Developing a more structured, deliberate and logical approach to writing that first draft is the area I work on the most. True, many of us hone the core-dump, stream-of-consciousness technique into a strange, but often very effective, art of scientific writing. It’s important to recognize that early, more spontaneous writing will likely need laborious revision before a draft nears completion.
And then it ends where it began: the abstract. I know that Mom and a few specialists are the only ones to read the fine print. But most readers rightfully expect to get a perfect summary of our hard-fought research from the 250-word-limit abstract and the now ubiquitous table-of-contents figure, a masterpiece of minimalist but information-rich graphic design that I fantasize would make even Edward Tufte blush a little.
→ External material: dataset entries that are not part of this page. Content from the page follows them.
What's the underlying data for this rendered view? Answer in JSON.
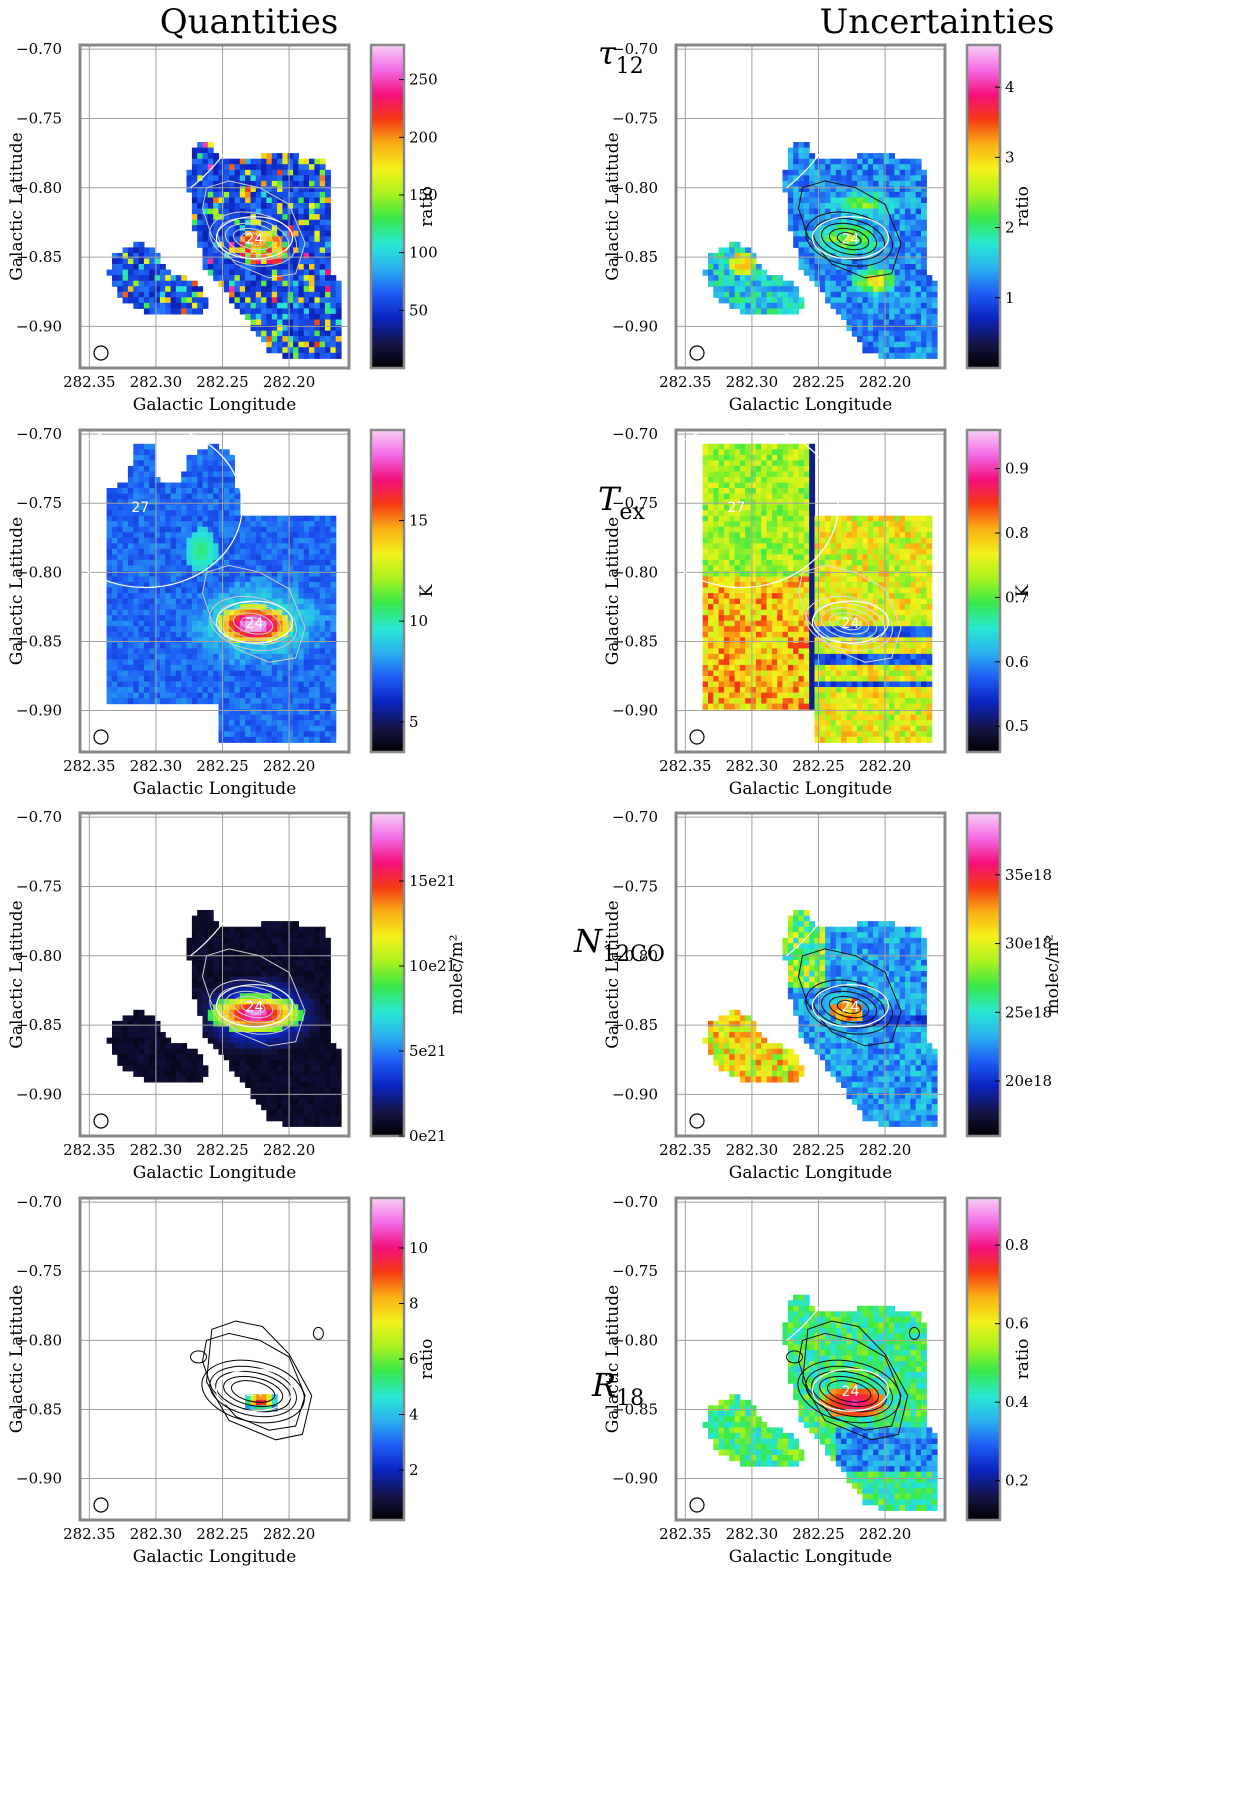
{
  "titles": {
    "left": "Quantities",
    "right": "Uncertainties"
  },
  "rows": [
    {
      "label_main": "τ",
      "label_sub": "12",
      "panels": [
        {
          "colorbar_label": "ratio",
          "colorbar_ticks": [
            "250",
            "200",
            "150",
            "100",
            "50"
          ],
          "colorbar_values": [
            250,
            200,
            150,
            100,
            50
          ],
          "colorbar_range": [
            0,
            280
          ]
        },
        {
          "colorbar_label": "ratio",
          "colorbar_ticks": [
            "4",
            "3",
            "2",
            "1"
          ],
          "colorbar_values": [
            4,
            3,
            2,
            1
          ],
          "colorbar_range": [
            0,
            4.6
          ]
        }
      ]
    },
    {
      "label_main": "T",
      "label_sub": "ex",
      "panels": [
        {
          "colorbar_label": "K",
          "colorbar_ticks": [
            "15",
            "10",
            "5"
          ],
          "colorbar_values": [
            15,
            10,
            5
          ],
          "colorbar_range": [
            3.5,
            19.5
          ]
        },
        {
          "colorbar_label": "K",
          "colorbar_ticks": [
            "0.9",
            "0.8",
            "0.7",
            "0.6",
            "0.5"
          ],
          "colorbar_values": [
            0.9,
            0.8,
            0.7,
            0.6,
            0.5
          ],
          "colorbar_range": [
            0.46,
            0.96
          ]
        }
      ]
    },
    {
      "label_main": "N",
      "label_sub": "12CO",
      "panels": [
        {
          "colorbar_label": "molec/m²",
          "colorbar_ticks": [
            "15e21",
            "10e21",
            "5e21",
            "0e21"
          ],
          "colorbar_values": [
            15,
            10,
            5,
            0
          ],
          "colorbar_range": [
            0,
            19
          ]
        },
        {
          "colorbar_label": "molec/m²",
          "colorbar_ticks": [
            "35e18",
            "30e18",
            "25e18",
            "20e18"
          ],
          "colorbar_values": [
            35,
            30,
            25,
            20
          ],
          "colorbar_range": [
            16,
            39.5
          ]
        }
      ]
    },
    {
      "label_main": "R",
      "label_sub": "18",
      "panels": [
        {
          "colorbar_label": "ratio",
          "colorbar_ticks": [
            "10",
            "8",
            "6",
            "4",
            "2"
          ],
          "colorbar_values": [
            10,
            8,
            6,
            4,
            2
          ],
          "colorbar_range": [
            0.2,
            11.8
          ]
        },
        {
          "colorbar_label": "ratio",
          "colorbar_ticks": [
            "0.8",
            "0.6",
            "0.4",
            "0.2"
          ],
          "colorbar_values": [
            0.8,
            0.6,
            0.4,
            0.2
          ],
          "colorbar_range": [
            0.1,
            0.92
          ]
        }
      ]
    }
  ],
  "axes": {
    "xlabel": "Galactic Longitude",
    "ylabel": "Galactic Latitude",
    "xticks": [
      "282.35",
      "282.30",
      "282.25",
      "282.20"
    ],
    "xtick_values": [
      282.35,
      282.3,
      282.25,
      282.2
    ],
    "yticks": [
      "−0.70",
      "−0.75",
      "−0.80",
      "−0.85",
      "−0.90"
    ],
    "ytick_values": [
      -0.7,
      -0.75,
      -0.8,
      -0.85,
      -0.9
    ],
    "xlim": [
      282.357,
      282.155
    ],
    "ylim": [
      -0.697,
      -0.93
    ]
  },
  "annotations": {
    "source_24": "24",
    "source_27": "27"
  },
  "colormap": [
    "#000000",
    "#15154a",
    "#0a24c0",
    "#1e5cf5",
    "#2ab0f0",
    "#28e8d2",
    "#36e84a",
    "#a8f21e",
    "#f4f21c",
    "#fab014",
    "#f43a12",
    "#f2107c",
    "#f46ae6",
    "#f8d0f6"
  ]
}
When it is all done I make false promises like I do after Thanksgiving meals that I’ll be more disciplined next time, and we steel ourselves for the peer reviewers who will ask us to do it all over again.
Bio: David Rovnyak joined the Bucknell Department of Chemistry in 2003 after earning a Ph.D. in physical chemistry from the Massachusetts Institute of Technology and performing post-doctoral study at the Harvard Medical School. His teaching and research interests include biophysical and bioanalytical chemistry. Students in his lab perform research in areas such as bile chemistry, protein structure, signal processing, as well as the metabolism of humans and honey bees.